Researcher Affiliation Collaboration Seulki Park1, Youren Zhang1, Stella X. Yu1,2, Sara Beery3, Jonathan Huang4 1University of Michigan 2UC Berkeley 3MIT 4Scaled Foundations EMAIL, EMAIL, EMAIL
Pseudocode No The paper describes the methodology in prose (e.g., Section 3.1 H-CAST FOR VISUAL CONSISTENCY and 3.2 TREE-PATH KL DIVERGENCE LOSS FOR SEMANTIC CONSISTENCY) and mathematical formulas (e.g., equations 1, 2, 3) but does not include structured pseudocode or an algorithm block.
Open Source Code Yes Our code is available at https://github.com/pseulki/hcast.
Open Datasets Yes Datasets. We use widely used benchmarks in hierarchical recognition: BREEDS (Santurkar et al., 2021), CUB-200-2011 (Welinder et al., 2010), FGVC-Aircraft (Maji et al., 2013), and i Nat21Mini (Van Horn et al., 2021).
Dataset Splits Yes For BREEDS, we conduct training and validation using their source splits. BREEDS provide a wider class variety and larger sample size than CUB-200-2011 and FGVC-Aircraft, making it better suited for evaluating generalization performance. CUB-200-2011 comprises a 3-level hierarchy with order, family, and species; FGVC-Aircraft consists of a 3-level hierarchy including maker, family, and model (e.g., Boeing Boeing 707 707-320 ); For experiments on a larger dataset, we used the 3-level i Nat21-Mini. Details of the i Nat21-Mini are provided in Sec. E.4. Table 4 in Appendix summarizes a description of the datasets. (...) i Naturalist21-mini contains 10,000 classes, 500,000 training samples, and 100,000 test samples... i Naturalist-2018 includes two-level hierarchical annotations with 14 super-categories and 8,142 species, comprising 437,513 training images and 24,426 validation images.
Hardware Specification No The paper acknowledges 'partial compute support from NAIRR Pilot (CIS240431, CIS250430)' but does not specify any particular hardware details such as GPU models, CPU types, or memory amounts used for the experiments.
Software Dependencies No The paper mentions using the Dei T framework, the Adam optimizer, and various augmentation techniques (Rand Aug, label smoothing, mixup, cutmix), but does not specify version numbers for these software components or any other libraries like PyTorch, TensorFlow, or Python.

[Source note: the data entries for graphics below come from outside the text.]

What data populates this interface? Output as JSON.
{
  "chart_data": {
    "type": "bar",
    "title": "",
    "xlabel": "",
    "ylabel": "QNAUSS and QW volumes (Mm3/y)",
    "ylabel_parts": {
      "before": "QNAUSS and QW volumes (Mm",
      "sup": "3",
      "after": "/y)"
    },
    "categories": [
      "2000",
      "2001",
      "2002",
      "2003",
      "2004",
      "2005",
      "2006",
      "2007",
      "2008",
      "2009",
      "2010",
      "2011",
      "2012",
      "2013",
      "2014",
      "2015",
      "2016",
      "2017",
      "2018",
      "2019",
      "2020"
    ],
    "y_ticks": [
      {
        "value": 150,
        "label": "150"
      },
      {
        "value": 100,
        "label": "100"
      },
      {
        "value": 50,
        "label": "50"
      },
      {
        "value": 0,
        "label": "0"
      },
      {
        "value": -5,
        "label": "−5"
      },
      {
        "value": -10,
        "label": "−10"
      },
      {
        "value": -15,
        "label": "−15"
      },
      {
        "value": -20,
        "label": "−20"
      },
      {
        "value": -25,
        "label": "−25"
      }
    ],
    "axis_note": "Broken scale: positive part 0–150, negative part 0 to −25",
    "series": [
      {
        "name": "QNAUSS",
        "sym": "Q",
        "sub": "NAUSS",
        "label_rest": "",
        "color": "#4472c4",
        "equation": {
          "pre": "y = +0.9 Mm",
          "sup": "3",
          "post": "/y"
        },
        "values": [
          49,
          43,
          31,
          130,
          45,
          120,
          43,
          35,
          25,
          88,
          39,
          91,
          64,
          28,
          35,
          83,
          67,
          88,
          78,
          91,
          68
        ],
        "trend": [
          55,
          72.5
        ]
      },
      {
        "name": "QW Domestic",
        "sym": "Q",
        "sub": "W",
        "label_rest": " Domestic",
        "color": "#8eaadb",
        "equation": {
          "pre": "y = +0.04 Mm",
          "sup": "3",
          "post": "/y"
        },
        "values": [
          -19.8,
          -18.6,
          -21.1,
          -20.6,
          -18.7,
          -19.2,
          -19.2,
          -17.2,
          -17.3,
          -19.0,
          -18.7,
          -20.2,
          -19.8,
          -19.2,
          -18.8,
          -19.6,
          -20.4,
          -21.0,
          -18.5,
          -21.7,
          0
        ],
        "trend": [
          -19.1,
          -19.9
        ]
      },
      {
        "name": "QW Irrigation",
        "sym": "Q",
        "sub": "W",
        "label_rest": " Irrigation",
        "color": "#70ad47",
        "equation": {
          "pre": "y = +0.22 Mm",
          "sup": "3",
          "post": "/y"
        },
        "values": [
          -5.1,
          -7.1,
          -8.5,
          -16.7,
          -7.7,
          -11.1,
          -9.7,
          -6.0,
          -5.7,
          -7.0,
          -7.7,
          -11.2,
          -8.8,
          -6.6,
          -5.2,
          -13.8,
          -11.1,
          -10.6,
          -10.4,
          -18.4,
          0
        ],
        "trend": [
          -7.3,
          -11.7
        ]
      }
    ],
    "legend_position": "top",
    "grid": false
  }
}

Experiment Setup Yes Table 5: Hyper-parameters for training H-CAST and Vi T on FGVC-Aircraft, CUB-200-2011, BREEDS, and i Naturalist datasets. We follow mostly the same set up as CAST (Ke et al., 2024). This table lists specific parameters such as batch size (256), crop size (224), learning rate (1e-3, 5e-4), weight decay (0.05), momentum (0.9), total epochs (100), warmup epochs (5), warmup learning rate (1e-4, 1e-6), optimizer (Adam), learning rate policy (Cosine decay), augmentation (Rand Aug(9, 0.5)), label smoothing (0.1), mixup (0.8), cutmix (1.0), and α (weight for TK loss) (0.5).